A Philadelphia Diesel Difference spokesman Eric Cheung said North Penn’s efforts actually resulted in a 64 percent emissions reduction when older, retrofit-ineligible buses were thrown out of the calculations because they will soon be replaced.“It’s a shame from my perspective that more school districts didn’t take advantage of all the grant money out there the last couple of years,” Cleary said.
She attributed that to the feeling of many school districts, especially the smaller ones, of not knowing where to turn for assistance. The Pennsylvania DEP stepped right up to lend a hand.
“Marianne was a model grantee,” said Chris Trostle, a DEP air quality program specialist. “She had good lines of communication and let us know of problems right away.”
At issue for North Penn was engine stalls resulting from usage of ULSD that left the school district, and DEP, perplexed. North Penn was hemorrhaging funds as it tried to identify and fix problems the new fuel was causing in existing Bosch and General Motors fuel pumps with degraded O-rings used in some of the older buses.
Trostle said North Penn had no way to forecast the problems it would have until fueling up with the ULSD only to see it pour right back out. The ULSD was acting as a cleaning effect in the engine that was destroying the fuel lift pump.
“The thing we’re always concerned about is having school buses stranded out on the highway somewhere,” Trostle added.
He said his office had seen similar issues arise in some diesel particulate filter retrofit projects that would de-rate the engines and the vehicles would “limp home.” But DEP had never seen the problem specific to ULSD. His office contacted the U.S. EPA to notify them of the problem.

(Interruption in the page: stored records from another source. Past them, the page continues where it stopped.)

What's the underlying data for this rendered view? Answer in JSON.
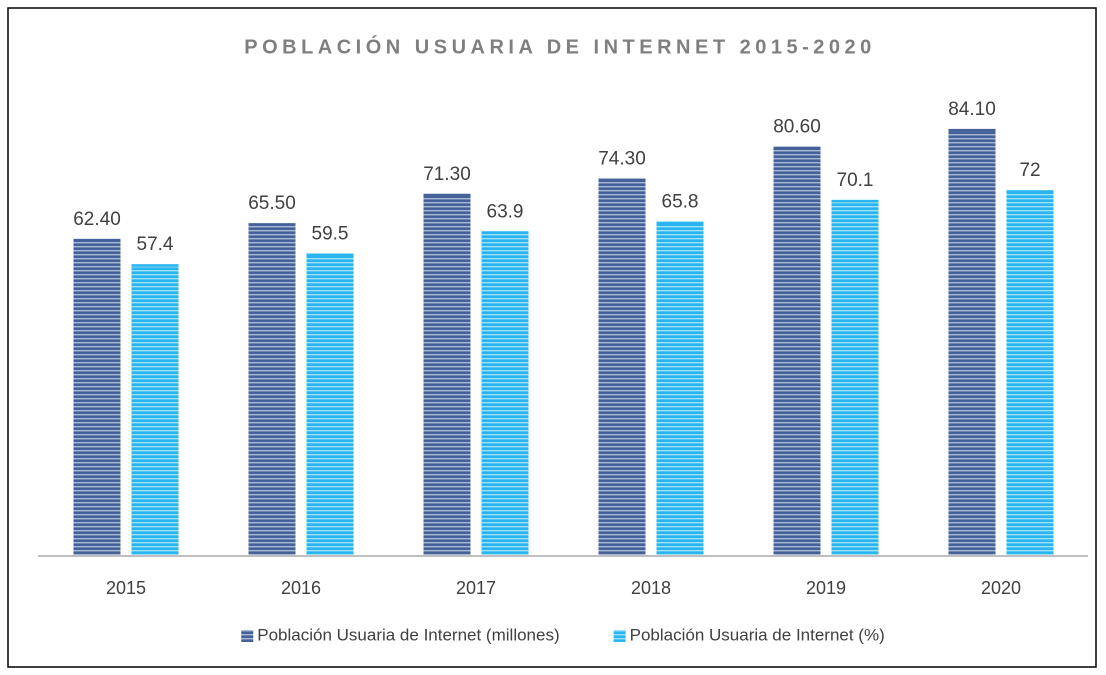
{
  "chart_data": {
    "type": "bar",
    "title": "POBLACIÓN USUARIA DE INTERNET 2015-2020",
    "categories": [
      "2015",
      "2016",
      "2017",
      "2018",
      "2019",
      "2020"
    ],
    "series": [
      {
        "name": "Población Usuaria de Internet (millones)",
        "color": "#44619a",
        "values": [
          62.4,
          65.5,
          71.3,
          74.3,
          80.6,
          84.1
        ],
        "value_labels": [
          "62.40",
          "65.50",
          "71.30",
          "74.30",
          "80.60",
          "84.10"
        ]
      },
      {
        "name": "Población Usuaria de Internet (%)",
        "color": "#29b6ee",
        "values": [
          57.4,
          59.5,
          63.9,
          65.8,
          70.1,
          72
        ]
      }
    ],
    "ylim": [
      0,
      90
    ],
    "grid": false,
    "legend": "bottom"
  }
}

“The purposed of these demo programs is to obviously demonstrate the new technology so we can learn from it,” he said. “(The EPA was) right on top of it.”Meanwhile, another potential grantee couldn’t get the paperwork signed on time for a $19,000 made available under a settlement agreement with the EPA and a local power company. So Trostle’s team ran the funds through the DEP’s legal department for approval to disburse to Cleary. The petition was successful.
The additional funds enabled North Penn to switch out the affected fuel pumps and, months before a federal mandate kicked in for petroleum manufacturers to begin producing ultra low sulfur diesel at 80 percent levels of all diesel supplied nationwide by all refiners and importers, the school district suddenly found itself a trend setter. “It was really seamless transition other than the bump at the beginning with the fuel pumps,” Cleary said.

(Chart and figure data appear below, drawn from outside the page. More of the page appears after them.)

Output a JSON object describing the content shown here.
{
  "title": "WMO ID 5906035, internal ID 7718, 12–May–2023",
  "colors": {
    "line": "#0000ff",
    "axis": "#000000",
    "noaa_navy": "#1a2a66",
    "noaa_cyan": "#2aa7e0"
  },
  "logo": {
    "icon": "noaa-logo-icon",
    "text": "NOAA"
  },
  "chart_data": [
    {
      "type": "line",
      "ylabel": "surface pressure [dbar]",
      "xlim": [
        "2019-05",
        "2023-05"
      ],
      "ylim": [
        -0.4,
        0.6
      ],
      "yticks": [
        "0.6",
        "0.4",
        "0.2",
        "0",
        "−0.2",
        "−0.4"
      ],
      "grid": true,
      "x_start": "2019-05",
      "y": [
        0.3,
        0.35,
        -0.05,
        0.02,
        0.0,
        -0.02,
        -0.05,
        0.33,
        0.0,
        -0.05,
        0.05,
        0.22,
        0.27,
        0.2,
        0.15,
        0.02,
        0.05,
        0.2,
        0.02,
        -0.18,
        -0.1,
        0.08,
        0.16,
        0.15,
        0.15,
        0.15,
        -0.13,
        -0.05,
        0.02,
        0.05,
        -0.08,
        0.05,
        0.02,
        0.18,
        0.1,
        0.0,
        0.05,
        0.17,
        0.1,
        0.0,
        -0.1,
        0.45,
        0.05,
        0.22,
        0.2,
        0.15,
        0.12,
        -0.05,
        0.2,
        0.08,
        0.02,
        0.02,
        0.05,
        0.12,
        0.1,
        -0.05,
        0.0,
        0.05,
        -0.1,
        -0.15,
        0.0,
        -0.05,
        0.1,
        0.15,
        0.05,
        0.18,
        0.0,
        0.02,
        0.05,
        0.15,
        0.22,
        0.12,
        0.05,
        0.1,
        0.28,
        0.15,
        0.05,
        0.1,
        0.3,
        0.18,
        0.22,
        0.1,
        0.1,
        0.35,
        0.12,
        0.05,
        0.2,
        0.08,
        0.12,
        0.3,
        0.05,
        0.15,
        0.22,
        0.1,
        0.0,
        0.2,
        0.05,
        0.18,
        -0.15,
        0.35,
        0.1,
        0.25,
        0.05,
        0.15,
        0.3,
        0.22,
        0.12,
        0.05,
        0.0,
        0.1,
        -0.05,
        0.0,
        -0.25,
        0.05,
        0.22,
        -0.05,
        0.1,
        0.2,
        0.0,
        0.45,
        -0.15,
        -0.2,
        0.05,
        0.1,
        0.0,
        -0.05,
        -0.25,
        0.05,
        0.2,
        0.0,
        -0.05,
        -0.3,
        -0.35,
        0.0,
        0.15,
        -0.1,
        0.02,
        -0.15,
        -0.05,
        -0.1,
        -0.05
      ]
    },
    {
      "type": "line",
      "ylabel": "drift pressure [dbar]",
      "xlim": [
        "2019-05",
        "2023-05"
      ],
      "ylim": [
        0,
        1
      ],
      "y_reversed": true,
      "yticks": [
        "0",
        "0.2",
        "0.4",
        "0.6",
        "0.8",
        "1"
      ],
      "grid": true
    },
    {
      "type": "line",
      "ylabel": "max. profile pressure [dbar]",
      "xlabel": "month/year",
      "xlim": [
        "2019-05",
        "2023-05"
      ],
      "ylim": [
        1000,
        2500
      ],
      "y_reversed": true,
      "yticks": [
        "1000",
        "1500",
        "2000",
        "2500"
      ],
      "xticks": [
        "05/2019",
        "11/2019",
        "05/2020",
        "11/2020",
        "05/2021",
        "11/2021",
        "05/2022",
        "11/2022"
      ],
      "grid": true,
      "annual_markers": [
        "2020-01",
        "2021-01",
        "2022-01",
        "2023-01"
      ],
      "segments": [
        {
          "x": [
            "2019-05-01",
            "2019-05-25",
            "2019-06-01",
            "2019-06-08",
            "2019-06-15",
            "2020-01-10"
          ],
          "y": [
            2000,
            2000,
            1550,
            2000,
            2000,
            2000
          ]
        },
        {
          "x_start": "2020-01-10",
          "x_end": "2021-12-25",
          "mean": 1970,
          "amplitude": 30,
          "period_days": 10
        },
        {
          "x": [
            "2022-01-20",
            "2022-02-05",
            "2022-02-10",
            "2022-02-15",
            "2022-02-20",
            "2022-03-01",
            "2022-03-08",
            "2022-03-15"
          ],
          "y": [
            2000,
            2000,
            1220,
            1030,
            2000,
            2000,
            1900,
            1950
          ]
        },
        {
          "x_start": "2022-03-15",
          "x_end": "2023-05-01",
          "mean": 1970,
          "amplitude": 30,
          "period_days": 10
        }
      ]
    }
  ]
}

She advocated more school bus industry assistance via free workshops that assist pupil transporters on the ins and outs of grant writing.

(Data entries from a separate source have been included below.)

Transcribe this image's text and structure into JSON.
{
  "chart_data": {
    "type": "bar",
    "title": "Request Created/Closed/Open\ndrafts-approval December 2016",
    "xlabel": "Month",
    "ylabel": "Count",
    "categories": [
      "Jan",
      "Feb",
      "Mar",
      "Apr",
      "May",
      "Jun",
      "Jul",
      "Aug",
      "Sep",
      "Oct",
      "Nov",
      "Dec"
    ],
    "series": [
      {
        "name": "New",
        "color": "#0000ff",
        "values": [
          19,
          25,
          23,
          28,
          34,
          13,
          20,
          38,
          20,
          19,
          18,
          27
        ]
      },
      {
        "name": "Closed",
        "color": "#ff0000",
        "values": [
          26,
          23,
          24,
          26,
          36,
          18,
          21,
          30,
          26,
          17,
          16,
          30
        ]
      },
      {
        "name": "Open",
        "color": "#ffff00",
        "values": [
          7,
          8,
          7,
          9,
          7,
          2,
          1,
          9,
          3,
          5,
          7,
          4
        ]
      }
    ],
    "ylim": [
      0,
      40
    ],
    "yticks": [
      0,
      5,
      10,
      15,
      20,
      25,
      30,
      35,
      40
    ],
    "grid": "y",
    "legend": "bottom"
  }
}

“It’s a great idea because we’re not in that business; we’re transportation professionals,” she said. “If you can just walk people through the process and let them know the resources are out there … I could have never done this with out the help of the people at DEP. They wanted to give the money.”
Added Trostle: “The hardest part for grant writers is to write technically about school buses. Now they are required to also write about air quality. It’s an area that is not reasonable to expect them to do that.”